More Evidence That COVID School Closures Wrecked Student Performance

California's poorly served public school students need more than a few more dollars diverted to tutoring programs. They need an escape hatch.


When COVID-19 shuttered virtually everything in 2020 and forced public schools to begin distance learning, those schools responded with the agility one would expect from a decrepit battleship forced to make a quick change of course in the face of an unexpected enemy. In other words, the state's hulking K-12 system barely responded at all, even as small and nimble private and charter schools quickly adapted to the new reality.

I remember news stories about public schools unable to set up even the most basic Zoom classes, of teachers who had no idea what they were supposed to do—and then of unions and administrators resisting efforts to re-start classroom teaching even after the rest of society was getting back to normal. Instead of re-ordering procedures to help kids stay current on their schoolwork, the school establishment mainly whined about not having enough money.

Anyone who needs a reminder about why government bureaucracies are incapable of providing quality public services need only look at the resulting disaster. A Stanford University study found, "a substantial decline in student learning in both English language arts/literacy (ELA) and mathematics between the 2018–19 and 2021–22 academic years." Those are the general figures, but the results for poor and minority students were a travesty.

California's lowest-income students already fared second to last in the nation in 2018, before anyone had even heard of coronavirus. After the pandemic closures, the study found that only 16 percent of Black students met or exceeded state math standards—a number that was below 10 percent for English learners. And then there are the appalling truancy numbers: Nearly a third of the state's K-12 students were chronically absent during the ruckus.

We heard rumblings of a "parent revolt," which manifested itself in some high-profile school board elections. But, again, it's hard to turn around a giant ship—especially one that for years has been taking in water. In the private sector, unhappy customers take their business elsewhere. With government agencies, the process for making change is daunting. Booting bad school board members is a start, but there are so many obstacles to improving matters at the classroom level.

A recent settlement has been touted as a way to force the state to enact meaningful reforms that might improve achievement after several parents had filed a lawsuit against the state. "The change in the delivery of education left many already-underserved students functionally unable to attend school," they noted in their complaint. "The state continues to refuse to step up and meet its constitutional obligation to ensure basic educational equality or indeed any education at all."

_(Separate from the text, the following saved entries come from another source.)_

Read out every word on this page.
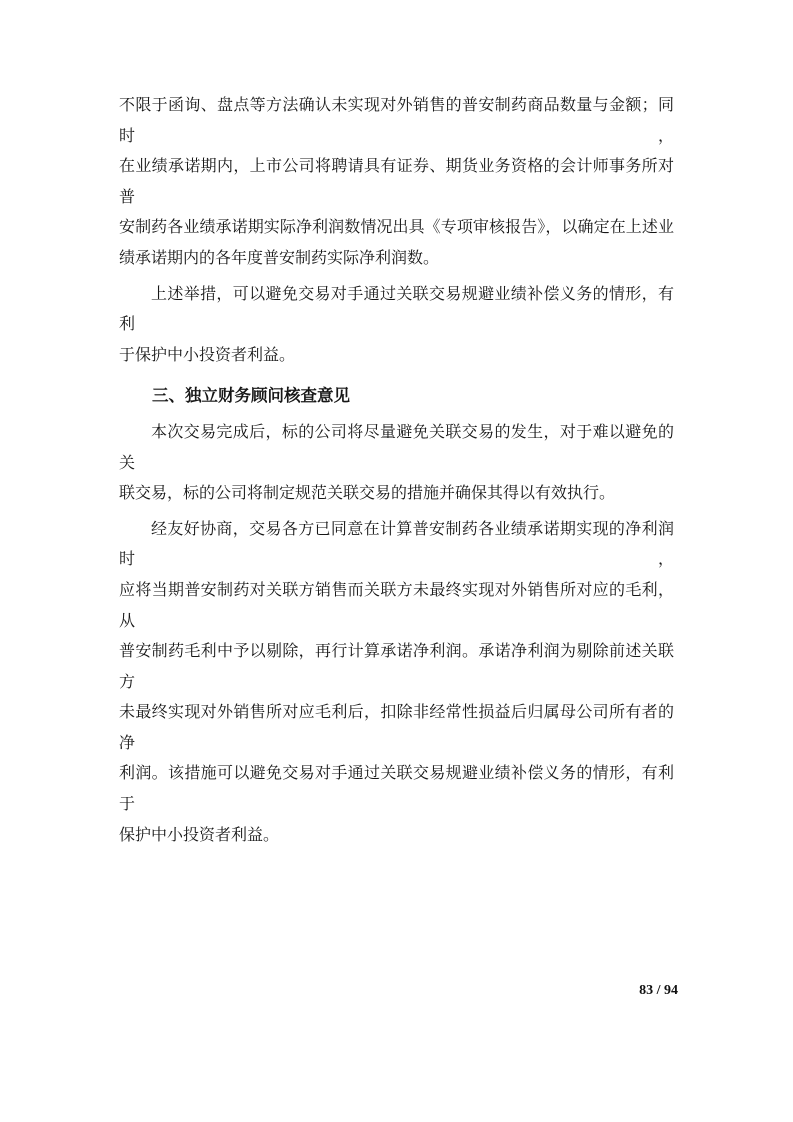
不限于函询、盘点等方法确认未实现对外销售的普安制药商品数量与金额；同时，
在业绩承诺期内，上市公司将聘请具有证券、期货业务资格的会计师事务所对普
安制药各业绩承诺期实际净利润数情况出具《专项审核报告》，以确定在上述业
绩承诺期内的各年度普安制药实际净利润数。
上述举措，可以避免交易对手通过关联交易规避业绩补偿义务的情形，有利
于保护中小投资者利益。
三、独立财务顾问核查意见
本次交易完成后，标的公司将尽量避免关联交易的发生，对于难以避免的关
联交易，标的公司将制定规范关联交易的措施并确保其得以有效执行。
经友好协商，交易各方已同意在计算普安制药各业绩承诺期实现的净利润时，
应将当期普安制药对关联方销售而关联方未最终实现对外销售所对应的毛利，从
普安制药毛利中予以剔除，再行计算承诺净利润。承诺净利润为剔除前述关联方
未最终实现对外销售所对应毛利后，扣除非经常性损益后归属母公司所有者的净
利润。该措施可以避免交易对手通过关联交易规避业绩补偿义务的情形，有利于
保护中小投资者利益。
83 / 94
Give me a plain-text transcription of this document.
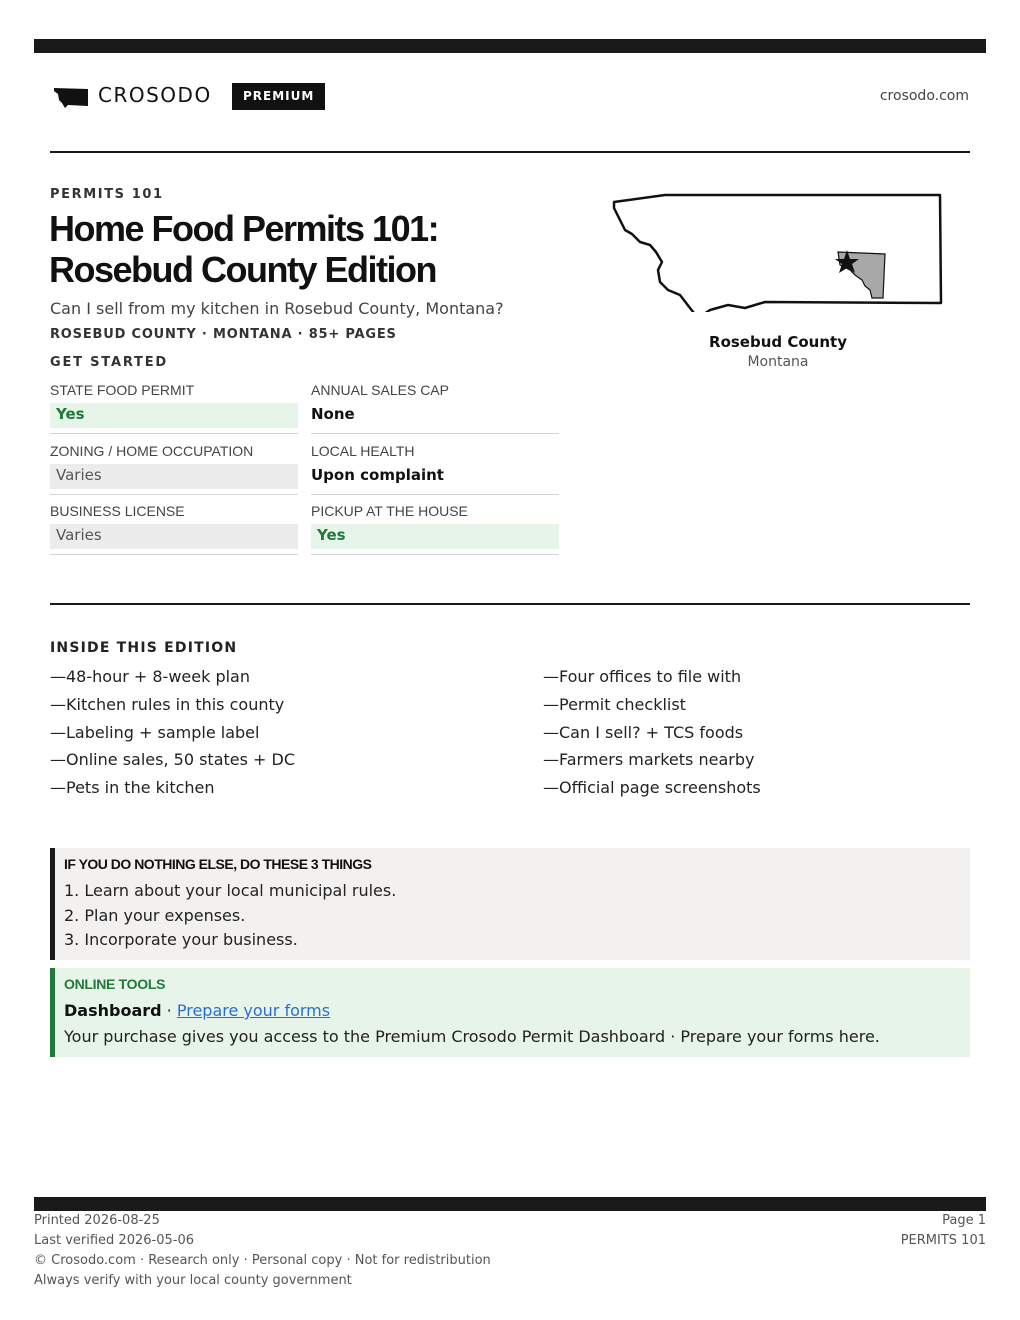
CROSODO	PREMIUM	crosodo.com
PERMITS 101
Home Food Permits 101:
Rosebud County Edition
Can I sell from my kitchen in Rosebud County, Montana?
ROSEBUD COUNTY · MONTANA · 85+ PAGES
GET STARTED
STATE FOOD PERMIT
Yes
ANNUAL SALES CAP
None
ZONING / HOME OCCUPATION
Varies
LOCAL HEALTH
Upon complaint
BUSINESS LICENSE
Varies
PICKUP AT THE HOUSE
Yes
Rosebud County
Montana
INSIDE THIS EDITION
—48-hour + 8-week plan
—Kitchen rules in this county
—Labeling + sample label
—Online sales, 50 states + DC
—Pets in the kitchen
—Four offices to file with
—Permit checklist
—Can I sell? + TCS foods
—Farmers markets nearby
—Official page screenshots
IF YOU DO NOTHING ELSE, DO THESE 3 THINGS
1. Learn about your local municipal rules.
2. Plan your expenses.
3. Incorporate your business.
ONLINE TOOLS
Dashboard · Prepare your forms
Your purchase gives you access to the Premium Crosodo Permit Dashboard · Prepare your forms here.
Printed 2026-08-25
Last verified 2026-05-06
© Crosodo.com · Research only · Personal copy · Not for redistribution
Always verify with your local county government
Page 1
PERMITS 101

The agreement earmarks $2 billion in remaining COVID funds to pay for tutoring, counseling, and after-school activities, CalMatters reported. I applaud the agreement, but have limited expectations. Mainly, as the publication noted, "the case has drawn attention to the magnitude of the learning loss during the pandemic." How much more drawing attention do we need? And more than 40 percent of the state budget goes to K-14 education, so a little more money won't institute the change we need.

I also take issue with CalMatter's description of the "herculean efforts by school staff to keep students engaged." I'm sure many teachers and administrators tried their best, but Hercules succeeded at completing his nearly impossible 12 labors—and most public schools failed to complete even the most elementary educational tasks.

Meanwhile, Gov. Gavin Newsom and the Democratic-dominated Legislature have been taking aim at one reform that has enabled many ill-served students get a quality education. At the behest of teachers' unions, they restricted the growth of charter schools. Empowered by the new laws, Los Angeles Unified School District this month "passed a sweeping policy that will limit when charters can operate on district-owned campuses," the Los Angeles Times reported.

That above-mentioned Stanford study noted that dismal test scores "should sound a loudly screaming alarm: The task of transforming our schools can no longer be delayed." Yet warning sirens have been sounding for years and the public-school establishment continues in the wrong union-dictated direction.

The latest lawsuit echoes the Vergara decision, a 2014 Los Angeles case that initially tossed teacher-employment protections including tenure. The court found that these firing restrictions leave "grossly ineffective teachers" in the classroom. The impact, which disproportionately harms lower-income students, "shocks the conscience," it added. Higher courts eventually overturned the ruling. The state didn't heed the alarm bells. They mainly energized teachers' unions, which feared the impact on their protected employment.

So here we are again. How much more evidence do we need? California's poorly served public school students need more than a few more dollars diverted to tutoring programs. We need to airlift them off a sinking ship and into competitive educational vessels. Quite frankly, with the money the state spends on education, every student could have a room on a luxury cruise liner.